Each flower in its season, whichever birds and animals are migrating through, the mushrooms in their cycles, ripe fruits, wind patterns. I could go on and on about how inspired I feel by the world around me
— CYNTHIA
 

Who are your inspirations? People? Plants? Other craft processes?

Oh I am such a lover! Each flower in its season, whichever birds and animals are migrating through, the mushrooms in their cycles, ripe fruits, wind patterns. I could go on and on about how inspired I feel by the world around me. I feel lucky to be alive, and on good days, I act like it.

As for people, I feel a strong kinship with other folks exploring that same edge of mystery: from the (historical) Blau Riders, Bauhaus, Black Mountain, and then there are all the mystics, from Thomas Merton to Theresa of Avila- any folks really expressing the love and awe of it all- a good deep drink.  Mary Oliver, Wendell Berry all the classics I guess. As for modern makers, I think Aaron at Factured Goods is on fire, Love the work of my friend and sometimes collaborator Casey Gunschel, and most of the folks I get to interact with at shows are really on their game. The maker scene right now is so full of jaw dropping makers: Emmet Van Driesche, Spoon and Hook, Held Ceramics, Mayanan, uzmati ceramics, Bodhi Basics. I could list hundreds so let me know if you want that list!!

 

Is there a meditative aspect to your work - in the making and the sweeping? 
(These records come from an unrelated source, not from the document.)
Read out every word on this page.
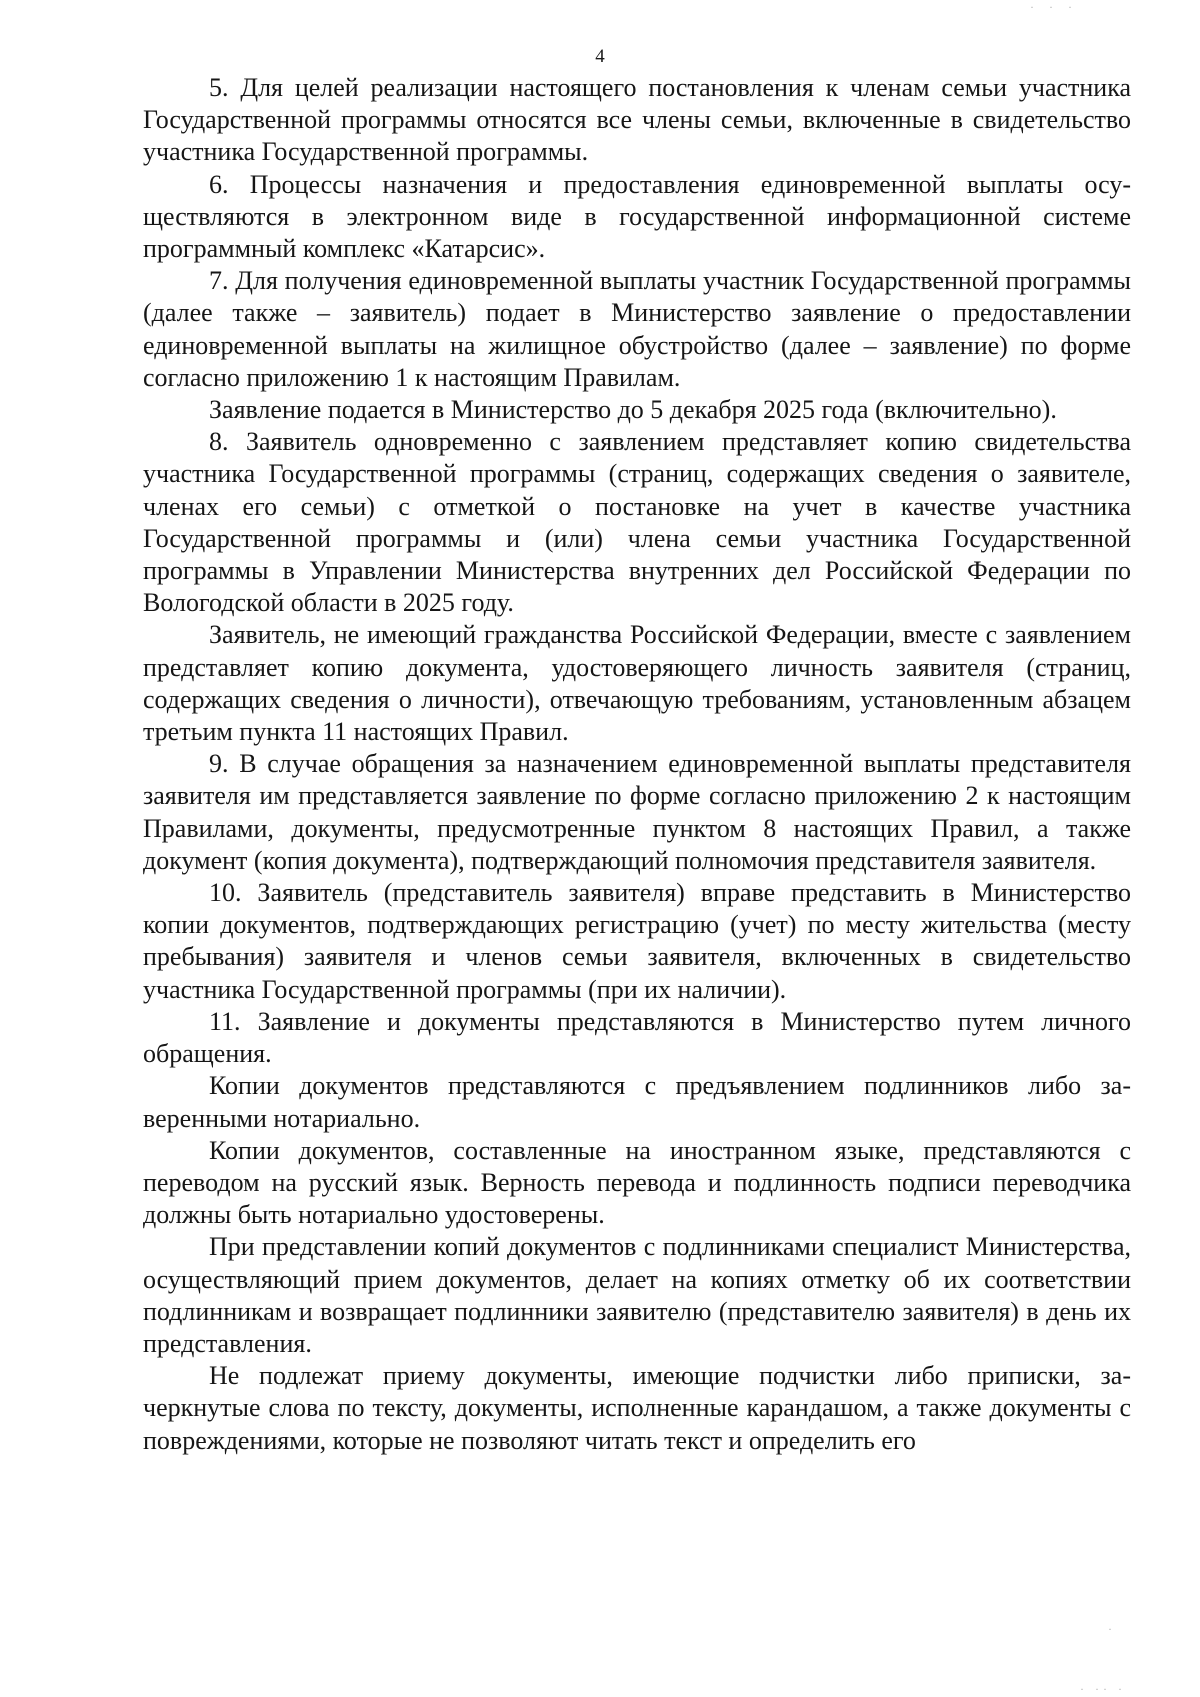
· · ·
4

5. Для целей реализации настоящего постановления к членам семьи участника Государственной программы относятся все члены семьи, включенные в свидетельство участника Государственной программы.

6. Процессы назначения и предоставления единовременной выплаты осуществляются в электронном виде в государственной информационной системе программный комплекс «Катарсис».

7. Для получения единовременной выплаты участник Государственной программы (далее также – заявитель) подает в Министерство заявление о предоставлении единовременной выплаты на жилищное обустройство (далее – заявление) по форме согласно приложению 1 к настоящим Правилам.

Заявление подается в Министерство до 5 декабря 2025 года (включительно).

8. Заявитель одновременно с заявлением представляет копию свидетельства участника Государственной программы (страниц, содержащих сведения о заявителе, членах его семьи) с отметкой о постановке на учет в качестве участника Государственной программы и (или) члена семьи участника Государственной программы в Управлении Министерства внутренних дел Российской Федерации по Вологодской области в 2025 году.

Заявитель, не имеющий гражданства Российской Федерации, вместе с заявлением представляет копию документа, удостоверяющего личность заявителя (страниц, содержащих сведения о личности), отвечающую требованиям, установленным абзацем третьим пункта 11 настоящих Правил.

9. В случае обращения за назначением единовременной выплаты представителя заявителя им представляется заявление по форме согласно приложению 2 к настоящим Правилами, документы, предусмотренные пунктом 8 настоящих Правил, а также документ (копия документа), подтверждающий полномочия представителя заявителя.

10. Заявитель (представитель заявителя) вправе представить в Министерство копии документов, подтверждающих регистрацию (учет) по месту жительства (месту пребывания) заявителя и членов семьи заявителя, включенных в свидетельство участника Государственной программы (при их наличии).

11. Заявление и документы представляются в Министерство путем личного обращения.

Копии документов представляются с предъявлением подлинников либо заверенными нотариально.

Копии документов, составленные на иностранном языке, представляются с переводом на русский язык. Верность перевода и подлинность подписи переводчика должны быть нотариально удостоверены.

При представлении копий документов с подлинниками специалист Министерства, осуществляющий прием документов, делает на копиях отметку об их соответствии подлинникам и возвращает подлинники заявителю (представителю заявителя) в день их представления.

Не подлежат приему документы, имеющие подчистки либо приписки, зачеркнутые слова по тексту, документы, исполненные карандашом, а также документы с повреждениями, которые не позволяют читать текст и определить его

·
· ·· ·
It is undeniable. I am a meditator as well, although as I’m saying this, I realize how my practice has waned! My craft is another way for me to practice that gentle return to presence. I do the same thing hundreds, thousands, tens of thousands of times. When does it fall into the category like walking, like breathing. (ooh, and what is meditation….that leads to another rabbit hole, doesn’t it?

 

Can you talk a bit about the way broom imagery has been used in regards to women in the past? Do you think about reclaiming brooms at all in your work?

Well, witches, what can I say? A symbol of hearth and home, an applicator for psychedelic herbs, the classic witches main go to-( with that cat too!)

I think being who I am is a reclaiming: I love this craft, it called me like craft often does - I just met the other broom maker Mary Beth Gramore from North House folk school who had so many similarities to me it was funny. So I think broom making may have claimed me, and allowing that to happen feels like a reclamation of sorts. The best I can do is show up every day and practice.

 

What specific traditions of broom-making are you particularly moved by?

Appalachia! But if anyone wants to send me to Japan to learn their style of broom making, I’d be grateful!

How does your environment influence your work? 

I used to work in a much bigger, dustier, louder shop, and at times I still do- but I do think the quietness of my process (it is totally non-electric for the brooms) allows me to stay present to some of the more delicate aspects of the work.  It also helps me focus.

And the hills around Berea are so lovely! It is Western Appalachia, and a peace that it gives me I am sure influences the work I do!

How does broom-making relate to other styles of weaving? 

Well, this is my first foray into weaving, so I don’t fully know. I’ve always identified as a woodworker, and it has been a bit of an identity shift to be a weaver. But I see some of the basics in the work of weavers I appreciate:  over, under, repetition, and attention.